On yesterday's show, we explored controversial new research about how AIDS traveled to the United States. Today, news about what was a promising AIDS vaccine. Until recently, scientists had high hopes for a vaccine made by the pharmaceutical giant Merck. Then, researchers learned that some who got that vaccine still got the AIDS virus. The clinical trials have been halted, subjects are learning whether they were given the vaccine or a placebo, and scientists are trying to figure out what went wrong.
Soon, we'll hear what this means for communities at high risk for AIDS. But first, we speak with NPR science correspondent Brenda Wilson. Brenda, welcome.
BRENDA WILSON: Thank you.
CHIDEYA: So, can you tell us more about the vaccine that was being tested?
WILSON: Well, it had shown great promise in the laboratories. The vaccine was constructed of elements of the virus that had been disabled, so that in fact it could not cause HIV, and also included a cold virus at no - and it was combined. And when they injected blood cells in test tubes with this vaccine, you know, the blood cells attacked HIV. But it turned out that when they started testing them in humans as early as September, Merck said, okay, they called a halt because it was clear people were becoming infected, and people who got the vaccine, and people who got the placebo, of course. But people who got the vaccine were becoming infected.
CHIDEYA: Were they becoming infected at higher rates than the placebo group?
WILSON: Yes. I mean, that was what they subsequently found out when they - examined the data. It - in the Americas, where the trial has been underway since, I guess, 2004, they had up to 49 people who had gotten the vaccine, who became infected, compared to 33 people who got the placebo. And then, when you look at a subset of that, 21 people who got the vaccine had a high immunity to the cold virus, which was really, you know, raised a lot of questions. It was almost twice as many people who had a high immunity to the cold virus.

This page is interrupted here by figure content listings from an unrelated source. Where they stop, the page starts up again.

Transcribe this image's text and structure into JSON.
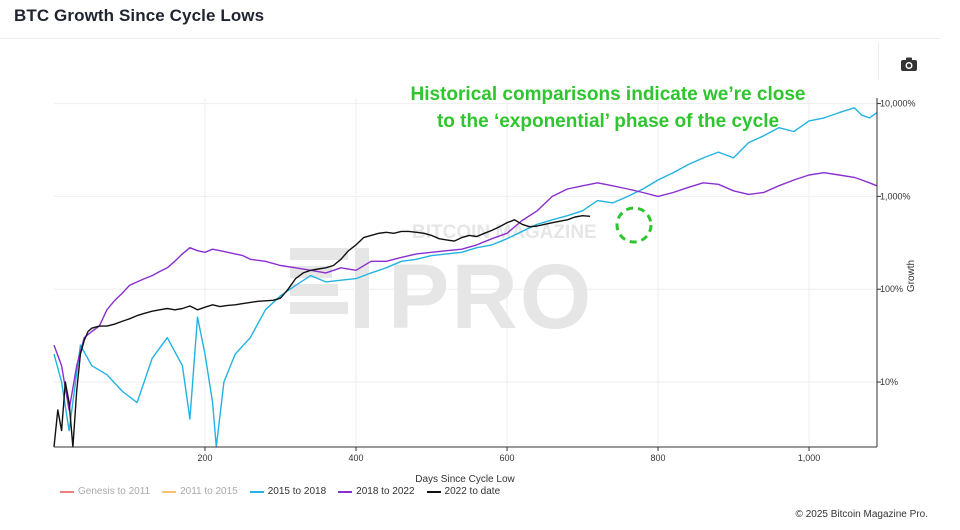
{
  "header": {
    "title": "BTC Growth Since Cycle Lows"
  },
  "toolbar": {
    "camera_icon": "camera-icon"
  },
  "annotation": {
    "line1": "Historical comparisons indicate we’re close",
    "line2": "to the ‘exponential’ phase of the cycle",
    "color": "#2ec52e"
  },
  "watermark": {
    "top": "BITCOIN MAGAZINE",
    "main": "PRO"
  },
  "footer": {
    "copyright": "© 2025 Bitcoin Magazine Pro."
  },
  "chart_data": {
    "type": "line",
    "title": "BTC Growth Since Cycle Lows",
    "xlabel": "Days Since Cycle Low",
    "ylabel": "Growth",
    "xlim": [
      0,
      1090
    ],
    "ylim_log10": [
      0.3,
      4.06
    ],
    "y_scale": "log",
    "x_ticks": [
      200,
      400,
      600,
      800,
      1000
    ],
    "x_tick_labels": [
      "200",
      "400",
      "600",
      "800",
      "1,000"
    ],
    "y_ticks": [
      10,
      100,
      1000,
      10000
    ],
    "y_tick_labels": [
      "10%",
      "100%",
      "1,000%",
      "10,000%"
    ],
    "grid": true,
    "legend_position": "bottom-left",
    "series": [
      {
        "name": "Genesis to 2011",
        "color": "#f08080",
        "visible": false,
        "points": []
      },
      {
        "name": "2011 to 2015",
        "color": "#f5c36b",
        "visible": false,
        "points": []
      },
      {
        "name": "2015 to 2018",
        "color": "#22b3e2",
        "visible": true,
        "points": [
          [
            0,
            20
          ],
          [
            10,
            10
          ],
          [
            20,
            3
          ],
          [
            35,
            25
          ],
          [
            50,
            15
          ],
          [
            70,
            12
          ],
          [
            90,
            8
          ],
          [
            110,
            6
          ],
          [
            130,
            18
          ],
          [
            150,
            30
          ],
          [
            170,
            15
          ],
          [
            180,
            4
          ],
          [
            190,
            50
          ],
          [
            200,
            20
          ],
          [
            210,
            6
          ],
          [
            215,
            2
          ],
          [
            225,
            10
          ],
          [
            240,
            20
          ],
          [
            260,
            30
          ],
          [
            280,
            60
          ],
          [
            300,
            85
          ],
          [
            320,
            110
          ],
          [
            340,
            140
          ],
          [
            360,
            120
          ],
          [
            380,
            125
          ],
          [
            400,
            130
          ],
          [
            420,
            150
          ],
          [
            440,
            170
          ],
          [
            460,
            200
          ],
          [
            480,
            210
          ],
          [
            500,
            230
          ],
          [
            520,
            240
          ],
          [
            540,
            250
          ],
          [
            560,
            280
          ],
          [
            580,
            300
          ],
          [
            600,
            350
          ],
          [
            620,
            420
          ],
          [
            640,
            500
          ],
          [
            660,
            560
          ],
          [
            680,
            620
          ],
          [
            700,
            700
          ],
          [
            720,
            900
          ],
          [
            740,
            850
          ],
          [
            760,
            1000
          ],
          [
            780,
            1200
          ],
          [
            800,
            1500
          ],
          [
            820,
            1800
          ],
          [
            840,
            2200
          ],
          [
            860,
            2600
          ],
          [
            880,
            3000
          ],
          [
            900,
            2600
          ],
          [
            920,
            3800
          ],
          [
            940,
            4500
          ],
          [
            960,
            5500
          ],
          [
            980,
            5000
          ],
          [
            1000,
            6500
          ],
          [
            1020,
            7000
          ],
          [
            1040,
            8000
          ],
          [
            1060,
            9000
          ],
          [
            1070,
            7500
          ],
          [
            1080,
            7000
          ],
          [
            1090,
            8000
          ]
        ]
      },
      {
        "name": "2018 to 2022",
        "color": "#8b2fd0",
        "visible": true,
        "points": [
          [
            0,
            25
          ],
          [
            10,
            15
          ],
          [
            20,
            5
          ],
          [
            30,
            15
          ],
          [
            40,
            30
          ],
          [
            50,
            35
          ],
          [
            60,
            40
          ],
          [
            70,
            60
          ],
          [
            80,
            75
          ],
          [
            90,
            90
          ],
          [
            100,
            110
          ],
          [
            110,
            120
          ],
          [
            120,
            130
          ],
          [
            130,
            140
          ],
          [
            140,
            155
          ],
          [
            150,
            170
          ],
          [
            160,
            200
          ],
          [
            170,
            240
          ],
          [
            180,
            280
          ],
          [
            190,
            260
          ],
          [
            200,
            250
          ],
          [
            210,
            270
          ],
          [
            220,
            260
          ],
          [
            230,
            250
          ],
          [
            240,
            240
          ],
          [
            250,
            230
          ],
          [
            260,
            210
          ],
          [
            280,
            200
          ],
          [
            300,
            180
          ],
          [
            320,
            170
          ],
          [
            340,
            160
          ],
          [
            360,
            150
          ],
          [
            380,
            170
          ],
          [
            400,
            160
          ],
          [
            420,
            200
          ],
          [
            440,
            200
          ],
          [
            460,
            220
          ],
          [
            480,
            240
          ],
          [
            500,
            250
          ],
          [
            520,
            260
          ],
          [
            540,
            270
          ],
          [
            560,
            300
          ],
          [
            580,
            350
          ],
          [
            600,
            400
          ],
          [
            620,
            550
          ],
          [
            640,
            700
          ],
          [
            660,
            1000
          ],
          [
            680,
            1200
          ],
          [
            700,
            1300
          ],
          [
            720,
            1400
          ],
          [
            740,
            1300
          ],
          [
            760,
            1200
          ],
          [
            780,
            1100
          ],
          [
            800,
            1000
          ],
          [
            820,
            1100
          ],
          [
            840,
            1250
          ],
          [
            860,
            1400
          ],
          [
            880,
            1350
          ],
          [
            900,
            1150
          ],
          [
            920,
            1050
          ],
          [
            940,
            1100
          ],
          [
            960,
            1300
          ],
          [
            980,
            1500
          ],
          [
            1000,
            1700
          ],
          [
            1020,
            1800
          ],
          [
            1040,
            1700
          ],
          [
            1060,
            1600
          ],
          [
            1070,
            1500
          ],
          [
            1080,
            1400
          ],
          [
            1090,
            1300
          ]
        ]
      },
      {
        "name": "2022 to date",
        "color": "#111111",
        "visible": true,
        "points": [
          [
            0,
            2
          ],
          [
            5,
            5
          ],
          [
            10,
            3
          ],
          [
            15,
            10
          ],
          [
            20,
            6
          ],
          [
            25,
            2
          ],
          [
            30,
            8
          ],
          [
            35,
            20
          ],
          [
            40,
            28
          ],
          [
            45,
            35
          ],
          [
            50,
            38
          ],
          [
            60,
            40
          ],
          [
            70,
            40
          ],
          [
            80,
            42
          ],
          [
            90,
            45
          ],
          [
            100,
            48
          ],
          [
            110,
            52
          ],
          [
            120,
            55
          ],
          [
            130,
            58
          ],
          [
            140,
            60
          ],
          [
            150,
            62
          ],
          [
            160,
            60
          ],
          [
            170,
            62
          ],
          [
            180,
            66
          ],
          [
            190,
            60
          ],
          [
            200,
            64
          ],
          [
            210,
            68
          ],
          [
            220,
            65
          ],
          [
            230,
            67
          ],
          [
            240,
            68
          ],
          [
            250,
            70
          ],
          [
            260,
            72
          ],
          [
            270,
            74
          ],
          [
            280,
            75
          ],
          [
            290,
            76
          ],
          [
            300,
            80
          ],
          [
            310,
            100
          ],
          [
            320,
            130
          ],
          [
            330,
            150
          ],
          [
            340,
            160
          ],
          [
            350,
            165
          ],
          [
            360,
            170
          ],
          [
            370,
            180
          ],
          [
            380,
            210
          ],
          [
            390,
            260
          ],
          [
            400,
            300
          ],
          [
            410,
            360
          ],
          [
            420,
            380
          ],
          [
            430,
            400
          ],
          [
            440,
            410
          ],
          [
            450,
            400
          ],
          [
            460,
            420
          ],
          [
            470,
            420
          ],
          [
            480,
            410
          ],
          [
            490,
            400
          ],
          [
            500,
            380
          ],
          [
            510,
            350
          ],
          [
            520,
            340
          ],
          [
            530,
            330
          ],
          [
            540,
            360
          ],
          [
            550,
            380
          ],
          [
            560,
            370
          ],
          [
            570,
            400
          ],
          [
            580,
            430
          ],
          [
            590,
            470
          ],
          [
            600,
            520
          ],
          [
            610,
            560
          ],
          [
            620,
            500
          ],
          [
            630,
            470
          ],
          [
            640,
            480
          ],
          [
            650,
            500
          ],
          [
            660,
            520
          ],
          [
            670,
            540
          ],
          [
            680,
            560
          ],
          [
            690,
            600
          ],
          [
            700,
            620
          ],
          [
            710,
            610
          ]
        ]
      }
    ]
  }
}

CHIDEYA: That's significant because the cold virus was used as part of making the vaccine. Was that counterintuitive to the scientists?
WILSON: Anything that they say is only speculative. They really don't know what may have happened. But one of the theories is that, perhaps, the vaccine stimulated the immune system in the wrong way. So, that by increasing the number of CD4 or helper cells, cells which attack foreign bodies when they enter the body, may have in fact provided targets for HIV, which made people much more susceptible to being infected.
CHIDEYA: It's my understanding that none of the people in the South African group who participated in the test were told whether they got the vaccine or the placebo.
WILSON: You're very seldom, in any sort of clinical experiment, told whether you got the medicine or not, because being told whether you got something can sometimes change the way you behave. People who think they got the vaccine, which is one of the questions they have to ask here in looking at the higher rates of infection - did people figure out in the Americas, as well as in South Africa that they have gotten the vaccine because, you know, when you got a vaccine, you can get really very sort(ph) spot.
So, there is some, you know, it's possible that people speculated that they in fact got the vaccine and were safer, even though people in clinical experiments like this are counseled that there's no way of knowing that there are potential risks. But human nature, being what it is, people still - you know, you can never predict how people are going to behave. So, they're not told when they're given the medicine, and that's why you also have sort of a control group as well.
CHIDEYA: So, how might this affect research around AIDS vaccines, even around prevention?
WILSON: I think it's going to slow it down, but Dr. Anthony Fauci at the National Institute of Allergy and Infectious Diseases says that it won't stop investigations of AIDS vaccines. There are some that are underway that will have to be, you know, stopped until they've determined what happened, and that could take a long time. But then, vaccines that do not use the cold virus, for example - it is possible that they can continue with those kinds of investigations.
CHIDEYA: Well, Brenda, thanks so much.
WILSON: Thank you.
That was NPR science correspondent Brenda Wilson.